The school teachers calmed our concerns with specific plans for who would care for the livestock and watch over the shelters at night. While we have yet to draw up a contract (or memorandum of understanding as they say here), we were all able to agree on the basic parameters. Duma would provide funding for the shelter and lease the animals to the Lata School for a determined period of time. The school is responsible for feeding, milking, and otherwise caring for the animals.

The school teachers understood and agreed with our plan to loan livestock to community members. However, Francis, the Duma chairperson, offered to give a group of five teachers the first loan. They enthusiastically agreed. Without much consultation with us, Francis has been determined to offer teachers the first loan as an incentive to take on the project, even though they suggested the project sans loan in the first place. Here, we were unable to avoid what we see as undue favoritism. Perhaps Francis knows this population better than we do and this could grease the social machinery of success despite our reservations.

We left the discussion satisfied and optimistic that the school was ready for the program. All that was left was to determine what materials to use for building the shelter. The school teachers agreed to provide the labor for free (though we debated over what type of lunch we would provide: they wanted fois gras, we offered rice and beans. They assented). Walking towards the main road to catch a dala dala back to Moshi, we were happy that Francis saw so much prospect in the project.

We ended up back in Duma's office and discussed loans in more detail. Choosing a candidate for a loan is a politically-charged procedure. Duma members pay entrance fees and annual dues. The organization is therefore obliged to provide returns on what members see as investments. But our intention is to help the poorest of the poor and to use the school as a local educational center for those in line to receive animals. Alas, the poorest of the poor usually can't afford to pay membership fees. And to make matters even more complicated, potential loanees have to have sufficient land and resources to provide feed and build a shelter.

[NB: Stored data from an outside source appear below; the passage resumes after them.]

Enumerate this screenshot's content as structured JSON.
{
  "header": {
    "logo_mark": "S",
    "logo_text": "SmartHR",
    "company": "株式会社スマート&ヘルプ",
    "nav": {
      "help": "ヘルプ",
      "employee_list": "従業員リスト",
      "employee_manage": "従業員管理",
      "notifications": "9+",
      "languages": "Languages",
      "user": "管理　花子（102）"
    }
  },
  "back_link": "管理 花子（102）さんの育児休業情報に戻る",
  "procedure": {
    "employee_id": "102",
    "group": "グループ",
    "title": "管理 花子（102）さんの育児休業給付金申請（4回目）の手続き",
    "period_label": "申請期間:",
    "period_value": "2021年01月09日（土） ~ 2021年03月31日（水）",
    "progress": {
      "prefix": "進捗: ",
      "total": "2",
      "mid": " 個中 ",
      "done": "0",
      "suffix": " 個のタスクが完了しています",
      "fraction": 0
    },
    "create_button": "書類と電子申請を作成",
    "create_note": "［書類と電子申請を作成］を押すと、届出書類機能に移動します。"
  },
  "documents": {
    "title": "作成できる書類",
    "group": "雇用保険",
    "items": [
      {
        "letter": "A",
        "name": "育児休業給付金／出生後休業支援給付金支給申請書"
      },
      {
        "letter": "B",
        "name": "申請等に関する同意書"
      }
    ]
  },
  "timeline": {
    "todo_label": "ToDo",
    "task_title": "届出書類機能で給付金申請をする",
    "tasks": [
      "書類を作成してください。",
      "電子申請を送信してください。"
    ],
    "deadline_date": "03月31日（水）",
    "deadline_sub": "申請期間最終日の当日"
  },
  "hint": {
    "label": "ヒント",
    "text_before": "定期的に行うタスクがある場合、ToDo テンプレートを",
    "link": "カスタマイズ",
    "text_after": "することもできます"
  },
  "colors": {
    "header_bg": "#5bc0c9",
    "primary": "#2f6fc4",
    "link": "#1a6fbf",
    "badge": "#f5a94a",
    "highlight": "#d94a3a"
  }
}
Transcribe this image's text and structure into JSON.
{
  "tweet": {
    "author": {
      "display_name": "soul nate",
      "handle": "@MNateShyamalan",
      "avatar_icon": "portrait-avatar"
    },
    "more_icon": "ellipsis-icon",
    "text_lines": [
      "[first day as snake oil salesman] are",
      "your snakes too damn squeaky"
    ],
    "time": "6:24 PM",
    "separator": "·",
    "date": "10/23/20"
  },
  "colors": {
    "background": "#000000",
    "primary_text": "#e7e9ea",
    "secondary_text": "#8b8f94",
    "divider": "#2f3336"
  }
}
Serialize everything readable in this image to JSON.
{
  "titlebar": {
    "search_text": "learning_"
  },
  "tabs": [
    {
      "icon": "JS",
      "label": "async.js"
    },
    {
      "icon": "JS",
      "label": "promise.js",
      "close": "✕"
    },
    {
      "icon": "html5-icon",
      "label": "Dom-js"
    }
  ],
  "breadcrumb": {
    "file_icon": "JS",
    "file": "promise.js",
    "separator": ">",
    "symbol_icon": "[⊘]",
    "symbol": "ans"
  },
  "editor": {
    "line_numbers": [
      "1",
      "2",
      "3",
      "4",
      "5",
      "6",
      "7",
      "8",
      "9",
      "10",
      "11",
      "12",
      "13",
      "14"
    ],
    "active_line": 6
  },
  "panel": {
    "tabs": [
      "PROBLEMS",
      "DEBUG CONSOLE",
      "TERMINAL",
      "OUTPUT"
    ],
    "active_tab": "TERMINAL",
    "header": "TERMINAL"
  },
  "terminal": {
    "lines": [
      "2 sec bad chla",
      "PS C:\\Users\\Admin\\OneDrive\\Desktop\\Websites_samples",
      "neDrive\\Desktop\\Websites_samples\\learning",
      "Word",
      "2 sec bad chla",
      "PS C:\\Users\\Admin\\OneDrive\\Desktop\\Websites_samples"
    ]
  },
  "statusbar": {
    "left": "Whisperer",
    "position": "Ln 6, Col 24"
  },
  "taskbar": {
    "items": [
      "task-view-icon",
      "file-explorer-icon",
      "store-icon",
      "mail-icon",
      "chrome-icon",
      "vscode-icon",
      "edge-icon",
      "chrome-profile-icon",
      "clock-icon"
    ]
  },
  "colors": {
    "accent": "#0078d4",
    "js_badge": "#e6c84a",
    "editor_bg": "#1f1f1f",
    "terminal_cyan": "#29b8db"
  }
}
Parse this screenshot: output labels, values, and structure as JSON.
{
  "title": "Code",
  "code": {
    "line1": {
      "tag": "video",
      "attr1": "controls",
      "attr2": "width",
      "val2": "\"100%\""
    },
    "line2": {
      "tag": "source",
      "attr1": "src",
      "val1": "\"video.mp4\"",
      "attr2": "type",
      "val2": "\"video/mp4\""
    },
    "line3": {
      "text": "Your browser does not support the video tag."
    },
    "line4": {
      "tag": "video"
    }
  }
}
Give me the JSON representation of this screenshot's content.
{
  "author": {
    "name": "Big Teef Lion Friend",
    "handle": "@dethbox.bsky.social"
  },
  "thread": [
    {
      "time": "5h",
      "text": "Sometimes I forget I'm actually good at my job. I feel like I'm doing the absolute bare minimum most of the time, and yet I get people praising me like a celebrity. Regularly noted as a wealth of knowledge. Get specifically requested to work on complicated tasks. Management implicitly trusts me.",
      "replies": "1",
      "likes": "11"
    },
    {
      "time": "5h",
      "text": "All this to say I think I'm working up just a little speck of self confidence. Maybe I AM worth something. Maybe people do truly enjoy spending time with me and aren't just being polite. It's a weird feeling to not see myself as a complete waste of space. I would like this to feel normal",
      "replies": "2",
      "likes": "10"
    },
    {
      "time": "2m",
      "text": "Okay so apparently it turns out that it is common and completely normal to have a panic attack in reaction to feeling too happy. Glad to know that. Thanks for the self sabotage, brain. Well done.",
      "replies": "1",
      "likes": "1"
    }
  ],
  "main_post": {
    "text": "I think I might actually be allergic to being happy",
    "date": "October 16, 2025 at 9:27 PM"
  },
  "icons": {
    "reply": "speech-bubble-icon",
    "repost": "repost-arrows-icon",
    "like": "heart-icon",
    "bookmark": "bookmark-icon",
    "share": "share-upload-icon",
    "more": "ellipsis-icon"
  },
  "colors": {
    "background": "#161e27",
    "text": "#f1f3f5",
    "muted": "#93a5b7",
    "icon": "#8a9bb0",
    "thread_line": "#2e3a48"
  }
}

As outsiders seeking to assist the poor, we are not entirely sensitive to the needs of an NGO to placate its members. On the other hand, we are relying on the NGO to sustain the project after we leave. We are generally committed to common ground and compromise. Still, we feel a moral aversion to using grant money to improve the lives of those who aren't destitute. We don't want to use our resources to reinforce or stratify preexisting inequality. But if we cater too much to the institutional concerns of the NGO, we may end up with just that.

We acknowledge that the poorest of the poor might lack the resources to care for an animal and we do not want to make loans in vain. However, we would rather develop a plan that enables the poor to obtain inaccessible resources than ignore them entirely. Thus, we will suggest using three pilot loan groups: one with Lata teachers, one with Duma members, and one with poor non-member residents of the Sia district.

We will still require arable land and proper shelter but hope the poor will use their well-developed coping skills to meet the these criteria.

Next Tuesday, we are going back up to Sia to meet with parents and teachers to explain the project and our long-term goal of loaning livestock. We are bringing six Swahili speakers along to break up the parents into focus groups with the aim of having parents brainstorm ways for peasants with land but not capital to meet our loaning conditions.

Tuesday is also our target date for ground-breaking on the project site.